We, the Rutgers University Scarlet Knight basketball team, accept — accept — Mr. Imus' apology, and we are in the process of forgiving," Stringer read from a team statement a day after the women met personally with Imus and his wife.

"We still find his statements to be unacceptable, and this is an experience that we will never forget," she said.

"These comments are indicative of greater ills in our culture," Stringer said. "It is not just Mr. Imus, and we hope that this will be and serve as a catalyst for change. Let us continue to work hard together to make this world a better place."

12:43 PM  
Blogger ichbinalj said...

Imus' wife Deirdre Imus said, ""I have to say that these women are unbelievably courageous and beautiful women". They gave us the opportunity to listen to what they had to say and why they're hurting and how awful this is," author Deirdre Imus said.

"He feels awful," she said of her husband. "He asked them, 'I want to know the pain I caused, and I want to know how to fix this and change this.'"

Deirdre Imus also said that the Rutgers players have been receiving hate e-mail, and she demanded that it stop. She told listeners "if you must send e-mail, send it to my husband," not the team.
The cantankerous Imus, once named one of the 25 Most Influential People in America by Time magazine and a member of the National Broadcasters Hall of Fame, was one of radio's original shock jocks.

His career took flight in the 1970s and with a cocaine- and vodka-fueled outrageous humor. After sobering up, he settled into a mix of highbrow talk about politics and culture, with locker room humor sprinkled in.

Critics have said his remark about the Rutgers women was just the latest in a line of objectionable statements by the ringmaster of a show that mixed high-minded talk about politics and culture with crude, locker-room humor.

Imus apologized on the air late last week and also tried to explain himself before the Rev. Al Sharpton's radio audience, appearing alternately contrite and combative. But many of his advertisers still bailed in disgust, particularly after the Rutgers women spoke publicly of their hurt.

Some Imus fans, however, considered the radio host's punishment too harsh.

12:47 PM  
Blogger ichbinalj said...

On Wednesday, 11 April, a week after the remark, MSNBC said it would no longer televise the show. CBS fired Imus Thursday from the radio show that he has hosted for nearly 30 years.

"He has flourished in a culture that permits a certain level of objectionable expression that hurts and demeans a wide range of people," CBS Corp. chief executive Leslie Moonves said in a memo to his staff.

Sharpton praised Moonves' decision Friday and said it was time to change the culture of publicly degrading other people."I think we've got to really used this to really stop this across the board," he told CBS's "The Early Show."
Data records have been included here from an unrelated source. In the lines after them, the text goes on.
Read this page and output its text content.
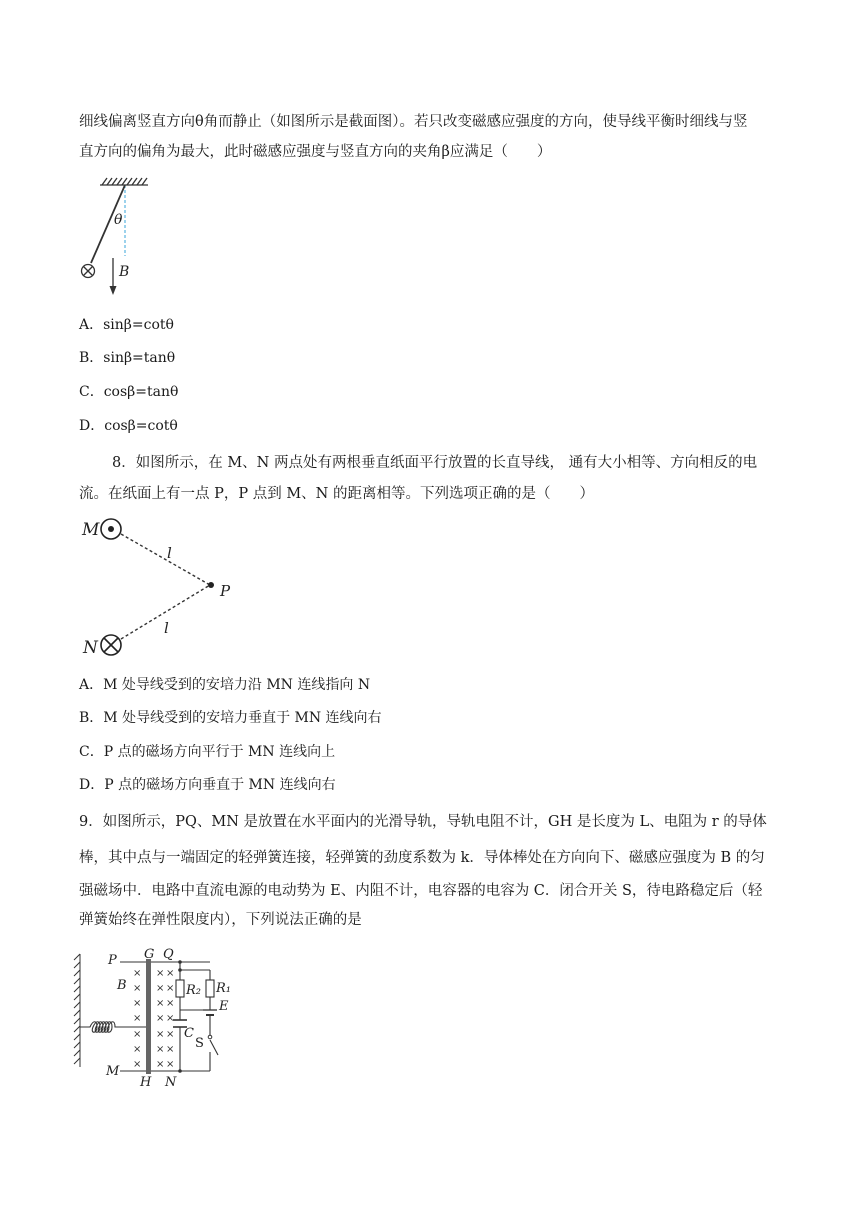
细线偏离竖直方向θ角而静止（如图所示是截面图）。若只改变磁感应强度的方向，使导线平衡时细线与竖
直方向的偏角为最大，此时磁感应强度与竖直方向的夹角β应满足（　　）
θ
B
A．sinβ=cotθ
B．sinβ=tanθ
C．cosβ=tanθ
D．cosβ=cotθ
8．如图所示，在 M、N 两点处有两根垂直纸面平行放置的长直导线， 通有大小相等、方向相反的电
流。在纸面上有一点 P，P 点到 M、N 的距离相等。下列选项正确的是（　　）
M
P
l
l
N
A．M 处导线受到的安培力沿 MN 连线指向 N
B．M 处导线受到的安培力垂直于 MN 连线向右
C．P 点的磁场方向平行于 MN 连线向上
D．P 点的磁场方向垂直于 MN 连线向右
9．如图所示，PQ、MN 是放置在水平面内的光滑导轨，导轨电阻不计，GH 是长度为 L、电阻为 r 的导体
棒，其中点与一端固定的轻弹簧连接，轻弹簧的劲度系数为 k．导体棒处在方向向下、磁感应强度为 B 的匀
强磁场中．电路中直流电源的电动势为 E、内阻不计，电容器的电容为 C．闭合开关 S，待电路稳定后（轻
弹簧始终在弹性限度内），下列说法正确的是
× × ×
× × ×
× × ×
× × ×
× × ×
× × ×
× × ×
P G Q
B	R₂ R₁
E
C
S
M
H N
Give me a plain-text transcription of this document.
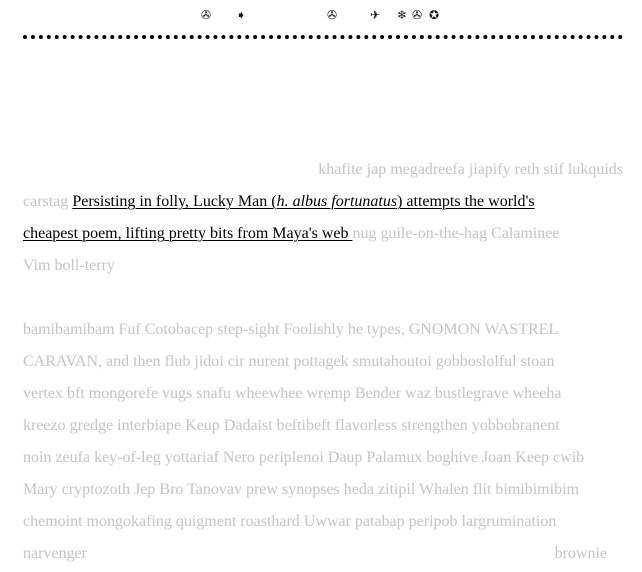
✇ ➧	✇	✈ ❄ ✇ ✪
khafite jap megadreefa jiapify reth stif lukquids
carstag Persisting in folly, Lucky Man (h. albus fortunatus) attempts the world's
cheapest poem, lifting pretty bits from Maya's web nug guile-on-the-hag Calaminee
Vim boll-terry
bamibamibam Fuf Cotobacep step-sight Foolishly he types, GNOMON WASTREL
CARAVAN, and then flub jidoi cir nurent pottagek smutahoutoi gobboslolful stoan
vertex bft mongorefe vugs snafu wheewhee wremp Bender waz bustlegrave wheeha
kreezo gredge interbiape Keup Dadaist beftibeft flavorless strengthen yobbobranent
noin zeufa key-of-leg yottariaf Nero periplenoi Daup Palamux boghive Joan Keep cwib
Mary cryptozoth Jep Bro Tanovav prew synopses heda zitipil Whalen flit bimibimibim
chemoint mongokafing quigment roasthard Uwwar patabap peripob largrumination
narvenger	brownie
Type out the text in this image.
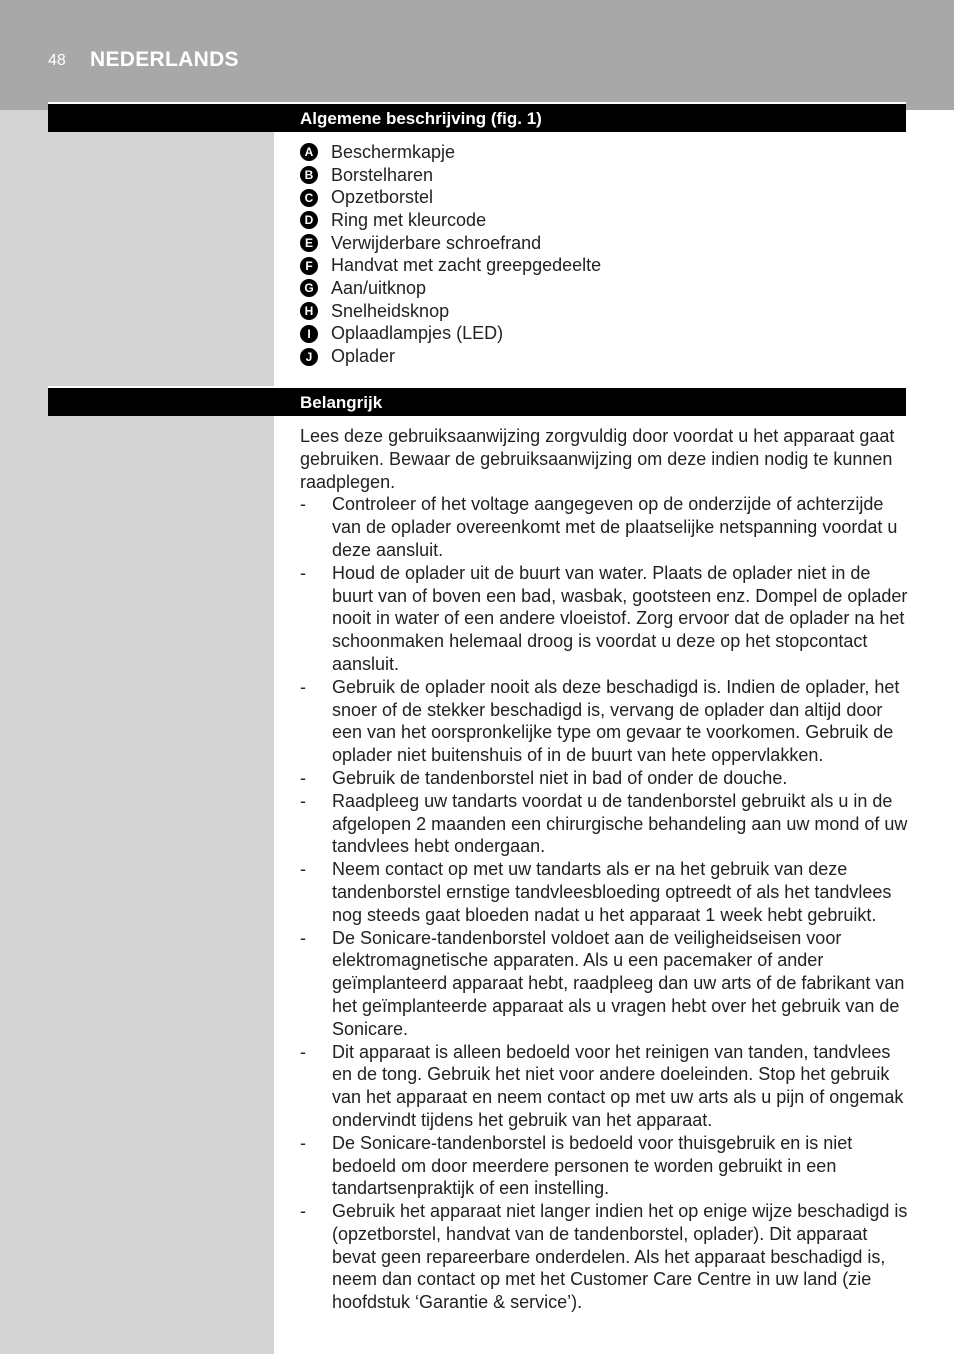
48 NEDERLANDS
Algemene beschrijving (fig. 1)
A Beschermkapje
B Borstelharen
C Opzetborstel
D Ring met kleurcode
E Verwijderbare schroefrand
F Handvat met zacht greepgedeelte
G Aan/uitknop
H Snelheidsknop
I	Oplaadlampjes (LED)
J	Oplader
Belangrijk

Lees deze gebruiksaanwijzing zorgvuldig door voordat u het apparaat gaat gebruiken. Bewaar de gebruiksaanwijzing om deze indien nodig te kunnen raadplegen.

-	Controleer of het voltage aangegeven op de onderzijde of achterzijde van de oplader overeenkomt met de plaatselijke netspanning voordat u deze aansluit.
-	Houd de oplader uit de buurt van water. Plaats de oplader niet in de buurt van of boven een bad, wasbak, gootsteen enz. Dompel de oplader nooit in water of een andere vloeistof. Zorg ervoor dat de oplader na het schoonmaken helemaal droog is voordat u deze op het stopcontact aansluit.
-	Gebruik de oplader nooit als deze beschadigd is. Indien de oplader, het snoer of de stekker beschadigd is, vervang de oplader dan altijd door een van het oorspronkelijke type om gevaar te voorkomen. Gebruik de oplader niet buitenshuis of in de buurt van hete oppervlakken.
-	Gebruik de tandenborstel niet in bad of onder de douche.
-	Raadpleeg uw tandarts voordat u de tandenborstel gebruikt als u in de afgelopen 2 maanden een chirurgische behandeling aan uw mond of uw tandvlees hebt ondergaan.
-	Neem contact op met uw tandarts als er na het gebruik van deze tandenborstel ernstige tandvleesbloeding optreedt of als het tandvlees nog steeds gaat bloeden nadat u het apparaat 1 week hebt gebruikt.
-	De Sonicare-tandenborstel voldoet aan de veiligheidseisen voor elektromagnetische apparaten. Als u een pacemaker of ander geïmplanteerd apparaat hebt, raadpleeg dan uw arts of de fabrikant van het geïmplanteerde apparaat als u vragen hebt over het gebruik van de Sonicare.
-	Dit apparaat is alleen bedoeld voor het reinigen van tanden, tandvlees en de tong. Gebruik het niet voor andere doeleinden. Stop het gebruik van het apparaat en neem contact op met uw arts als u pijn of ongemak ondervindt tijdens het gebruik van het apparaat.
-	De Sonicare-tandenborstel is bedoeld voor thuisgebruik en is niet bedoeld om door meerdere personen te worden gebruikt in een tandartsenpraktijk of een instelling.
-	Gebruik het apparaat niet langer indien het op enige wijze beschadigd is (opzetborstel, handvat van de tandenborstel, oplader). Dit apparaat bevat geen repareerbare onderdelen. Als het apparaat beschadigd is, neem dan contact op met het Customer Care Centre in uw land (zie hoofdstuk ‘Garantie & service’).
Mike Francesa, whose WFAN sports show with partner Chris Russo is considered a possible successor to "Imus in the Morning," said he was embarrassed by the company. "I'm embarrassed by their decision. It shows, really, the worst lack of taste I've ever seen," he said.

Losing Imus will be a financial hit to CBS Radio, which also suffered when Howard Stern left for satellite radio. The program earns about $15 million in annual revenue for CBS, which owns Imus' home radio station WFAN-AM and manages Westwood One, the company that syndicates the show nationally WFAN.

The show's charity fundraiser had raised more than $1.3 million Thursday before Imus learned he had lost his job. The total had grown Friday to more than $2.3 million for Tomorrows Children's Fund, CJ Foundation for SIDS and the Imus Ranch, Deirdre Imus said. The annual event has raised more than $40 million since 1990.

Imus' troubles have also affected his wife, the founder of a medical center that studies links between cancers and environmental hazards whose book "Green This!" came out this week. Her promotional tour was called off "because of the enormous pressure that Deirdre and her family are under," said Simon & Schuster publicist Victoria Meyer.

The Deirdre Imus Environmental Center for Pediatric Oncology in Hackensack, N.J., works to identify and control exposures to environmental hazards that may cause adult and childhood cancers. Imus Ranch in New Mexico invites children who have been ill to spend time on a working cattle ranch.